In a real-world scenario, the decryption key is either provided after a ransom payment (not recommended) or recovered through forensic analysis of the attacker's infrastructure. In our simulation, the key was located in the working directory.
Forensic acquisition of the Base64 encoded Fernet key.
The decrypter.py script (available in the /src directory) was deployed to the affected endpoint. The script performs the following operations:
- Key Loading: Authenticates and loads the
secret.key. - Reverse Iteration: Scans for all files with the
.lockedextension. - Decryption: Decrypts the binary data and overwrites the files with their original, readable content.
- Filename Restoration: Removes the
.lockedsuffix to return the files to their original state.
Execution of the Incident Response payload to initiate data recovery.
The final stage of the IR process is verifying that the data is intact and removing any remaining artifacts left by the attacker.
The decrypter confirms the restoration of files and the deletion of the ransom note.
The system is now fully restored. All 100 dummy files are readable again, and the security breach has been remediated.
While Phase 2 focused on reactive Incident Response (IR) after the damage was done, Phase 3 introduces proactive Active Defense. For this, a custom background agent (sentinel.py) was developed to act as a localized Endpoint Detection and Response (EDR) tool.
Instead of relying on static file signatures (which fail against custom/zero-day payloads like our attacker.py), the Sentinel utilizes Behavioral Heuristics. It monitors the filesystem in real-time via the watchdog library, specifically looking for the rapid creation of .locked extensions—a classic Indicator of Compromise (IoC) for ransomware.
First, the Sentinel agent is deployed to monitor the isolated target directory. It runs quietly in the background, continuously scanning for heuristic patterns.
The Sentinel agent successfully starting up and actively watching the target directory.
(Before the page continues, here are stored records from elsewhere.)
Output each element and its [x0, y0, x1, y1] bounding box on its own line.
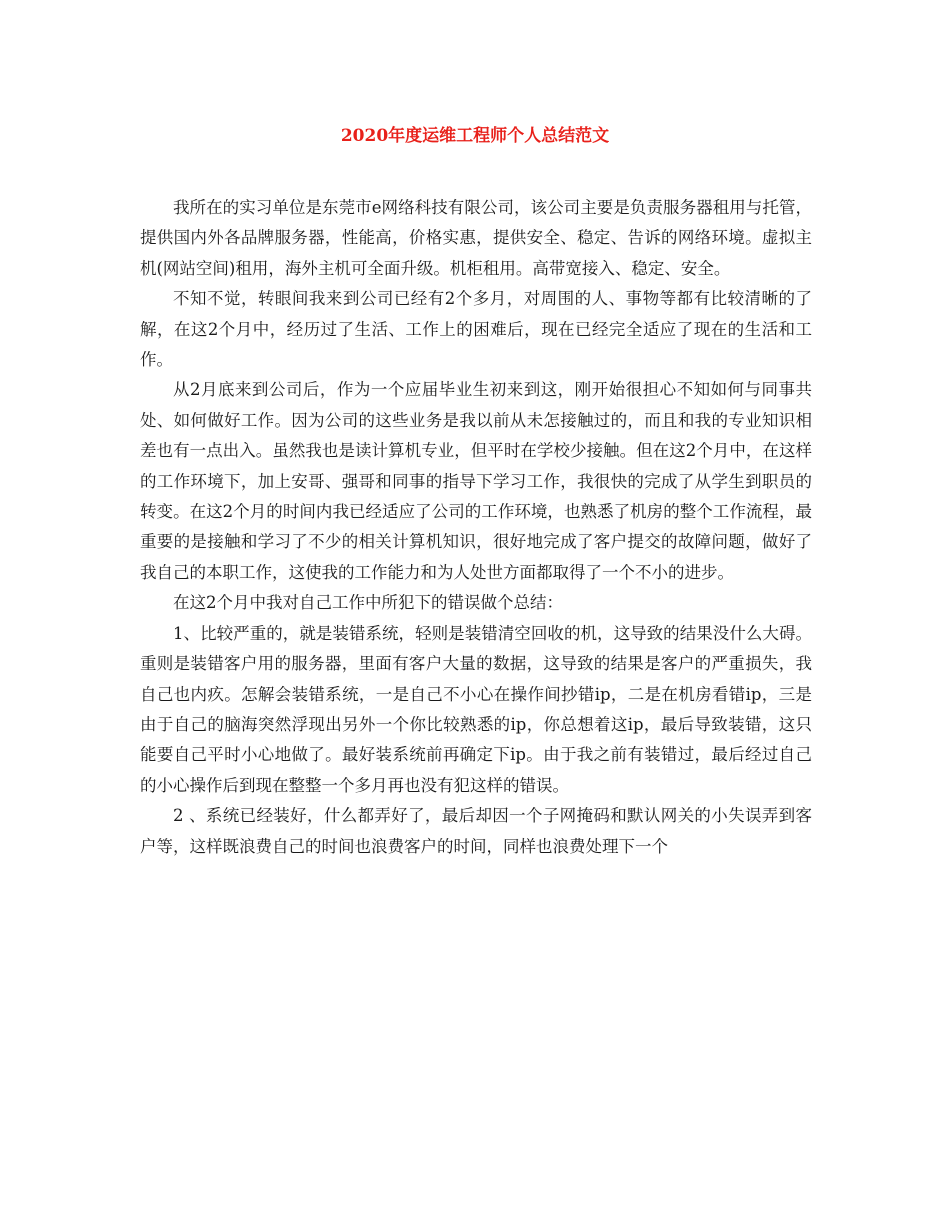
paragraph-mistakes-summary: 在这2个月中我对自己工作中所犯下的错误做个总结： [173, 593, 563, 613]
paragraph-mistake-2: 2 、系统已经装好，什么都弄好了，最后却因一个子网掩码和默认网关的小失误弄到客户等，这样既浪费自己的时间也浪费客户的时间，同样也浪费处理下一个 [140, 806, 812, 856]
paragraph-since-february: 从2月底来到公司后，作为一个应届毕业生初来到这，刚开始很担心不知如何与同事共处、如何做好工作。因为公司的这些业务是我以前从未怎接触过的，而且和我的专业知识相差也有一点出入。虽然我也是读计算机专业，但平时在学校少接触。但在这2个月中，在这样的工作环境下，加上安哥、强哥和同事的指导下学习工作，我很快的完成了从学生到职员的转变。在这2个月的时间内我已经适应了公司的工作环境，也熟悉了机房的整个工作流程，最重要的是接触和学习了不少的相关计算机知识，很好地完成了客户提交的故障问题，做好了我自己的本职工作，这使我的工作能力和为人处世方面都取得了一个不小的进步。 [140, 380, 812, 582]
document-title: 2020年度运维工程师个人总结范文 [340, 126, 610, 146]
paragraph-mistake-1: 1、比较严重的，就是装错系统，轻则是装错清空回收的机，这导致的结果没什么大碍。重则是装错客户用的服务器，里面有客户大量的数据，这导致的结果是客户的严重损失，我自己也内疚。怎解会装错系统，一是自己不小心在操作间抄错ip，二是在机房看错ip，三是由于自己的脑海突然浮现出另外一个你比较熟悉的ip，你总想着这ip，最后导致装错，这只能要自己平时小心地做了。最好装系统前再确定下ip。由于我之前有装错过，最后经过自己的小心操作后到现在整整一个多月再也没有犯这样的错误。 [140, 623, 812, 795]
document-body [140, 193, 812, 862]
paragraph-two-months: 不知不觉，转眼间我来到公司已经有2个多月，对周围的人、事物等都有比较清晰的了解，在这2个月中，经历过了生活、工作上的困难后，现在已经完全适应了现在的生活和工作。 [140, 289, 812, 370]
paragraph-intro: 我所在的实习单位是东莞市e网络科技有限公司，该公司主要是负责服务器租用与托管，提供国内外各品牌服务器，性能高，价格实惠，提供安全、稳定、告诉的网络环境。虚拟主机(网站空间)租用，海外主机可全面升级。机柜租用。高带宽接入、稳定、安全。 [140, 198, 812, 278]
Shortly after the defense is armed, the attacker.py payload is executed in a separate process. Within milliseconds of the first file modification, the Sentinel recognizes the malicious intent, isolates the path, and generates forensic log output directly to the terminal.
The Active Defense system identifying the behavioral pattern and triggering critical alerts.
A critical observation in this simulation is that several files were still successfully encrypted before the simulated "Kill-Switch" was triggered. This perfectly illustrates a fundamental concept in cybersecurity: The Race Condition.
- Mean Time to Detect (MTTD): The Sentinel dropped the MTTD from potentially days (industry average) to milliseconds.
- Damage Mitigation: Because Python executes operations incredibly fast, a few "Canary" files were lost. However, identifying the attack on the first few files allows an EDR system to terminate the malicious process before it can traverse the network or encrypt critical databases.
In a fully scaled enterprise environment, the Sentinel's alert would trigger an automated network isolation API, stopping Lateral Movement dead in its tracks.
This Proof of Concept successfully demonstrates the complete lifecycle of a modern cyber threat and its corresponding defenses:
- Red Team: Weaponizing cryptography and automating file destruction.
- Incident Response: Forensic key recovery and systematic data restoration.
- Blue Team/Defense: Implementing heuristic behavioral monitoring to bridge the gap where traditional AV fails.
By building both the weapon and the shield, this project highlights the necessity of "Defense in Depth"—proving that robust security requires not just backups and decrypters, but proactive, behavior-based monitoring.
Final Reminder: All tools developed in this repository are strictly for educational purposes and internal lab testing.